I have asked Leigh directly what she thinks makes her list work and she points to two reasons. One, the affordable price range of her wines makes constant experimentation palatable to the social drinker, and two, the bedrock of her collecting philosophy is that all of her wines must be quaffable. Both points are apparent in her list. Most bottles in the shop range from $15 to $25 and I rarely buy a wine from here that I can’t drink on it’s own in as much quantity as my liver will allow. But if you sit on the couch for ten minutes during an evening rush, you will see that the real art of this shop is the match-making rapport she has with her clients. Leigh takes the time to get to know her customers. She listens to their needs then has a genuine discussion with them about wine in practical terms about food pairing, weather, and mood. She only uses technical jargon when customers asks for it. She also has a sophisticated delivery system. The shop will deliver as little as two bottles at a time which is free if you live in Park Slope.

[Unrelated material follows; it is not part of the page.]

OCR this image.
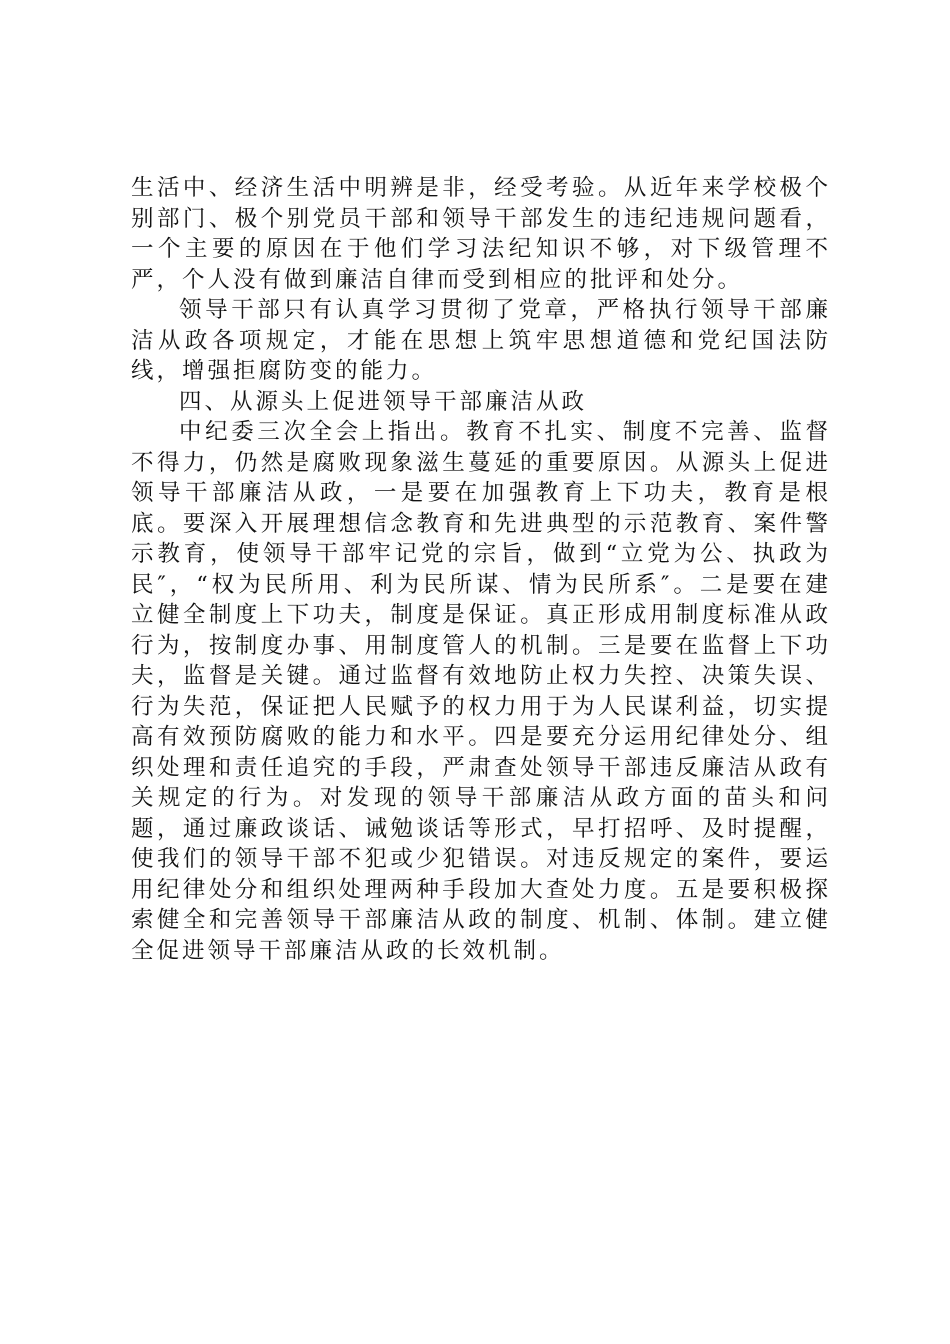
生活中、经济生活中明辨是非，经受考验。从近年来学校极个别部门、极个别党员干部和领导干部发生的违纪违规问题看，一个主要的原因在于他们学习法纪知识不够，对下级管理不严，个人没有做到廉洁自律而受到相应的批评和处分。

领导干部只有认真学习贯彻了党章，严格执行领导干部廉洁从政各项规定，才能在思想上筑牢思想道德和党纪国法防线，增强拒腐防变的能力。

四、从源头上促进领导干部廉洁从政

中纪委三次全会上指出。教育不扎实、制度不完善、监督不得力，仍然是腐败现象滋生蔓延的重要原因。从源头上促进领导干部廉洁从政，一是要在加强教育上下功夫，教育是根底。要深入开展理想信念教育和先进典型的示范教育、案件警示教育，使领导干部牢记党的宗旨，做到“立党为公、执政为民″，“权为民所用、利为民所谋、情为民所系″。二是要在建立健全制度上下功夫，制度是保证。真正形成用制度标准从政行为，按制度办事、用制度管人的机制。三是要在监督上下功夫，监督是关键。通过监督有效地防止权力失控、决策失误、行为失范，保证把人民赋予的权力用于为人民谋利益，切实提高有效预防腐败的能力和水平。四是要充分运用纪律处分、组织处理和责任追究的手段，严肃查处领导干部违反廉洁从政有关规定的行为。对发现的领导干部廉洁从政方面的苗头和问题，通过廉政谈话、诫勉谈话等形式，早打招呼、及时提醒，使我们的领导干部不犯或少犯错误。对违反规定的案件，要运用纪律处分和组织处理两种手段加大查处力度。五是要积极探索健全和完善领导干部廉洁从政的制度、机制、体制。建立健全促进领导干部廉洁从政的长效机制。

You can keep all of your information on file with the shop, including a list of the bottles and styles you have bought in the past to assure whatever you pick meets your tastes, then, just call before you leave work for the day, discuss what you are looking for and two bottles will be at your door by the time you arrive home with your take-out.
What all this effort comes together as is wine buying made easy, in defiance of what usually makes wine buying easy. Leigh establishes a client-proprietor trust that takes the crap shoot out of wine exploration so the new and obscure no longer have to be a pleasure reserved for the esoterics.